Le métier de journalisme a-t-il changé pour autant? Sur le fond, je vous dirais que non. Un journaliste doit être curieux, avide d’apprendre, donc, savoir écouter, avoir des réflexes, ce qui ne veut pas dire « tirer sur tout ce qui bouge ».

La démarche journalistique est donc la même. Ce qui a changé dans le métier, c’est le rythme. La vitesse avec laquelle on communique aujourd’hui est ahurissante…

Le mot «informer» vient du latin « infomare », qui veut dire donner une forme, une structure, une signification à quelque chose.

Mais avec l’Internet, c’est l’information à la carte… Quand je veux… Où je veux… Aussi longtemps que je le veux… Et sans garantie nécessaire de la valeur du contenu…

Comment départager la véritable information de l’opinion, du blogue, du « journalisme-citoyen », de l’information au « JE »? Où est la véritable démarche journalistique?

Les débuts de la télévision ont été marqués par une combinaison de création, de découvertes, de trouvailles. L’imagination primait. On inventait… Presque 60 ans plus tard, les normes, à mon avis, devraient être aussi exigeantes.

Et vous qui graduez aujourd’hui, c’est à cela que vous êtes conviés.

En cette période de crise économique, de morosité, de vide idéologique, et l’actualité est là pour nous rappeler, il y a un urgent besoin de créer des projets RASSEMBLEURS, des projets porteurs d’espoir, des projets que VOUS définirez mais qui permettront de recoudre une solidarité qui s’effiloche entre générations, et dont une société a tellement besoin. Des projets dans lesquels vous saurez qu’il est possible d’inventer, qu’il est nécessaire de s’engager en dépit d’un « certain cynisme » qui ne devrait pas être la norme.

Ne renoncez jamais à votre faculté d’indignation, à votre sens critique, et surtout, ne craignez pas de savoir vibrer. PENSER est devenu une denrée rare de nos jours, malgré l’accélération de la démarche, il faut encore prendre le temps… Prendre le temps de réfléchir…

Ce que je vous ai livré aujourd’hui, c’est ce que j’entends par service public. C’est l’objectif que je me suis fixé, qui me fait aimer mon métier et croire en sa relève.

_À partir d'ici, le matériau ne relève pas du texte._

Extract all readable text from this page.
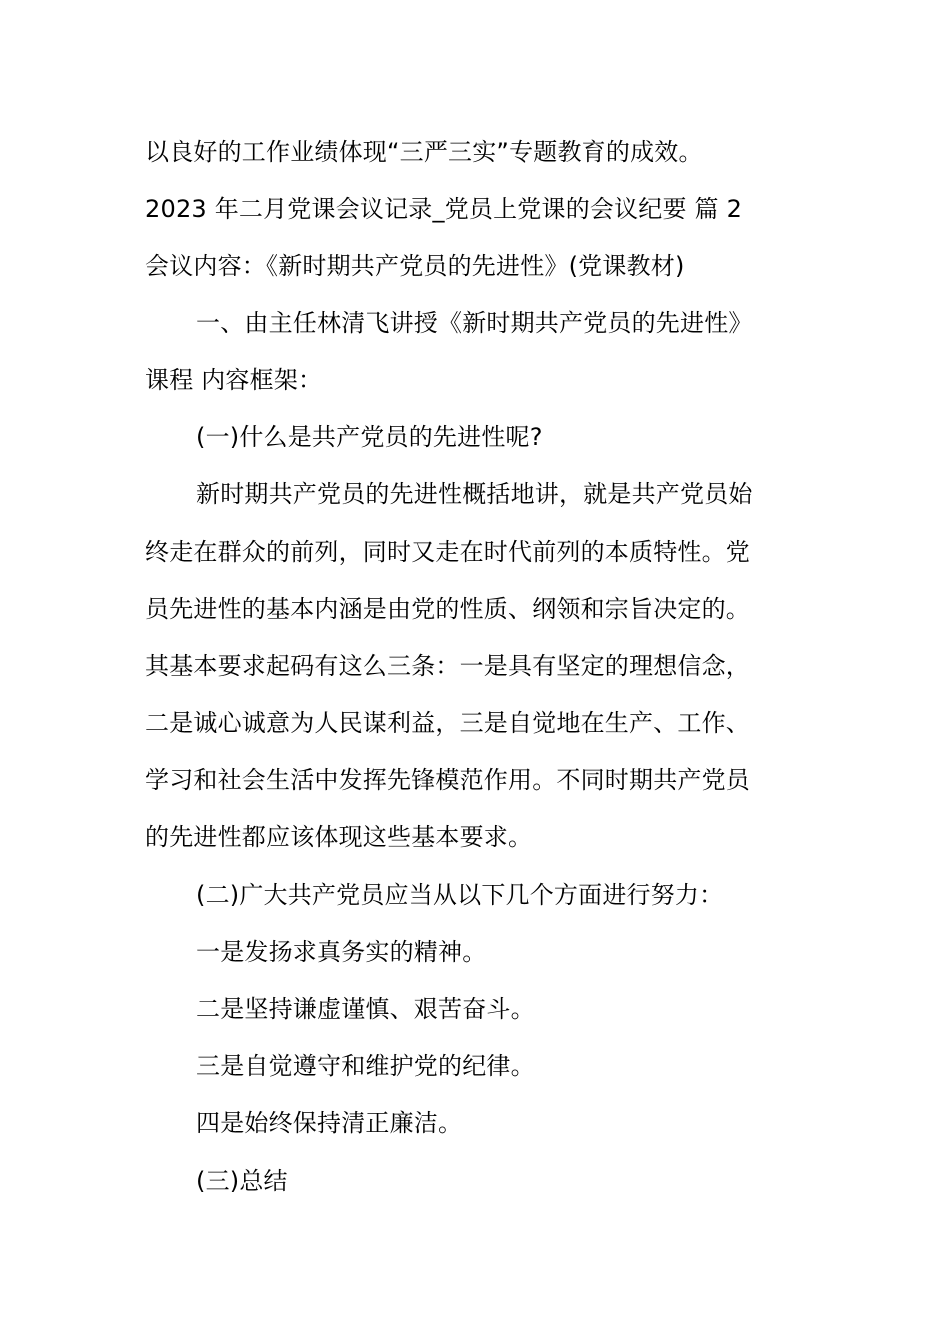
以良好的工作业绩体现“三严三实”专题教育的成效。
2023 年二月党课会议记录_党员上党课的会议纪要 篇 2
会议内容：《新时期共产党员的先进性》(党课教材)
一、由主任林清飞讲授《新时期共产党员的先进性》
课程 内容框架：
(一)什么是共产党员的先进性呢?
新时期共产党员的先进性概括地讲，就是共产党员始
终走在群众的前列，同时又走在时代前列的本质特性。党
员先进性的基本内涵是由党的性质、纲领和宗旨决定的。
其基本要求起码有这么三条：一是具有坚定的理想信念，
二是诚心诚意为人民谋利益，三是自觉地在生产、工作、
学习和社会生活中发挥先锋模范作用。不同时期共产党员
的先进性都应该体现这些基本要求。
(二)广大共产党员应当从以下几个方面进行努力：
一是发扬求真务实的精神。
二是坚持谦虚谨慎、艰苦奋斗。
三是自觉遵守和维护党的纪律。
四是始终保持清正廉洁。
(三)总结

Ce très grand honneur que vous me faites, je l’accepte humblement. Si je puis m’accorder un seul mérite, c’est que j’ai été MOTIVÉ. Et je le suis encore d’ailleurs.

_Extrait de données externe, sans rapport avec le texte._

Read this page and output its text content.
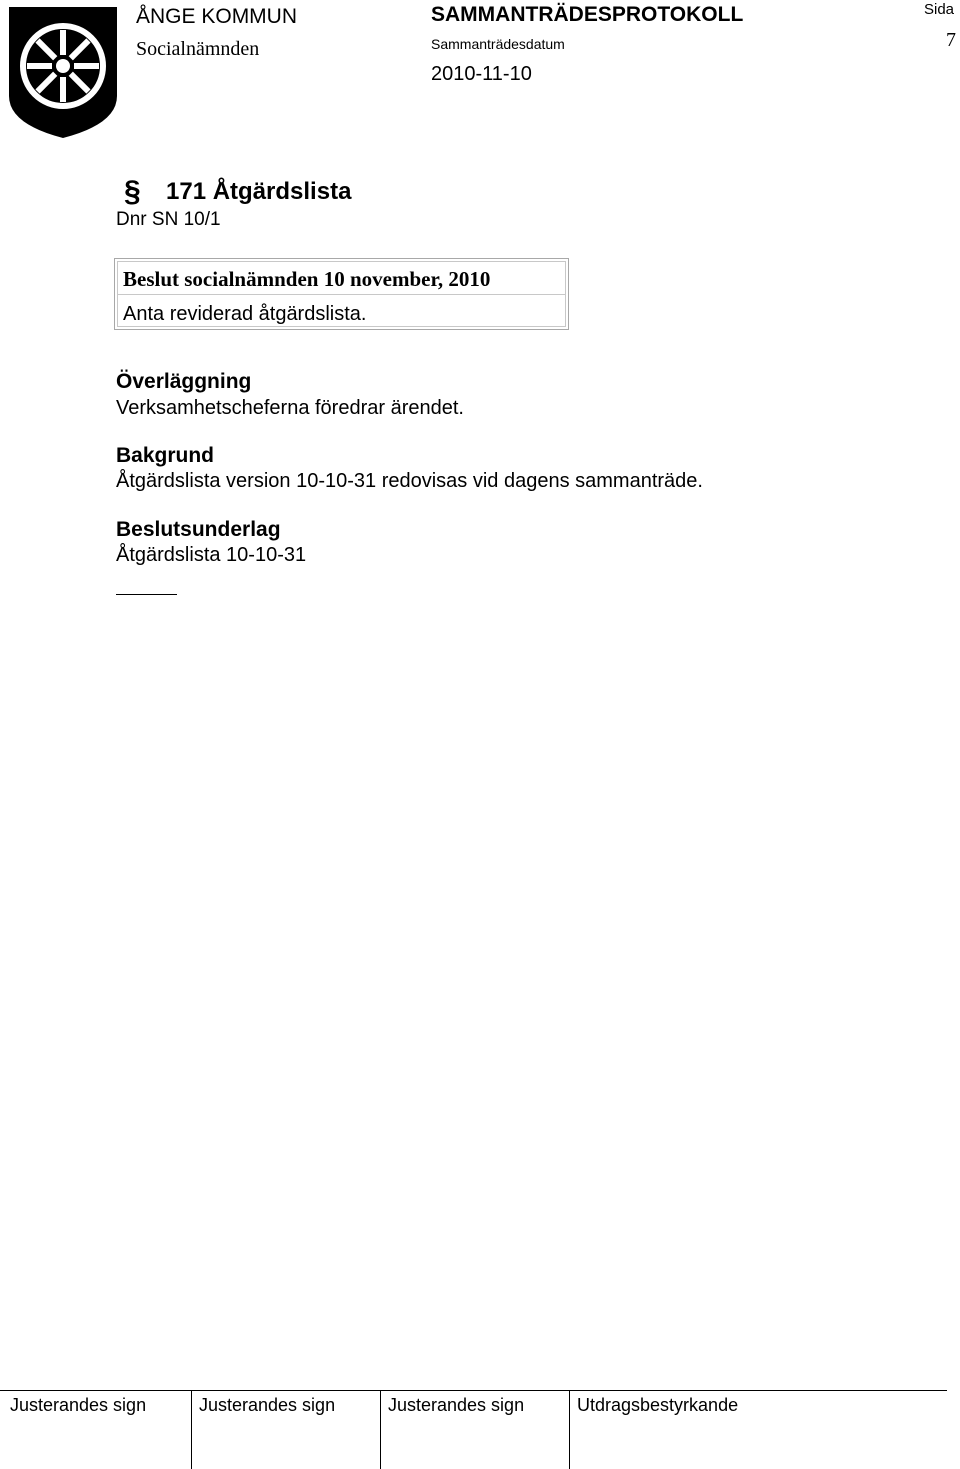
ÅNGE KOMMUN
Socialnämnden
SAMMANTRÄDESPROTOKOLL
Sammanträdesdatum
2010-11-10
Sida
7
§ 171 Åtgärdslista
Dnr SN 10/1
Beslut socialnämnden 10 november, 2010
Anta reviderad åtgärdslista.
Överläggning
Verksamhetscheferna föredrar ärendet.
Bakgrund
Åtgärdslista version 10-10-31 redovisas vid dagens sammanträde.
Beslutsunderlag
Åtgärdslista 10-10-31
Justerandes sign	Justerandes sign	Justerandes sign	Utdragsbestyrkande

Je vais laisser les derniers mots à Saint-Exupéry encore…

« L’avenir n’est jamais que du présent à mettre en ordre. L’avenir, on n’a pas à la prévoir, mais à le permettre. »

« Dans la vie, il n’y a pas de solutions. Il y a des forces en marche; il faut les créer et les solutions suivent. »

À VOUS DE JOUER… Je vous remercie du fond du cœur.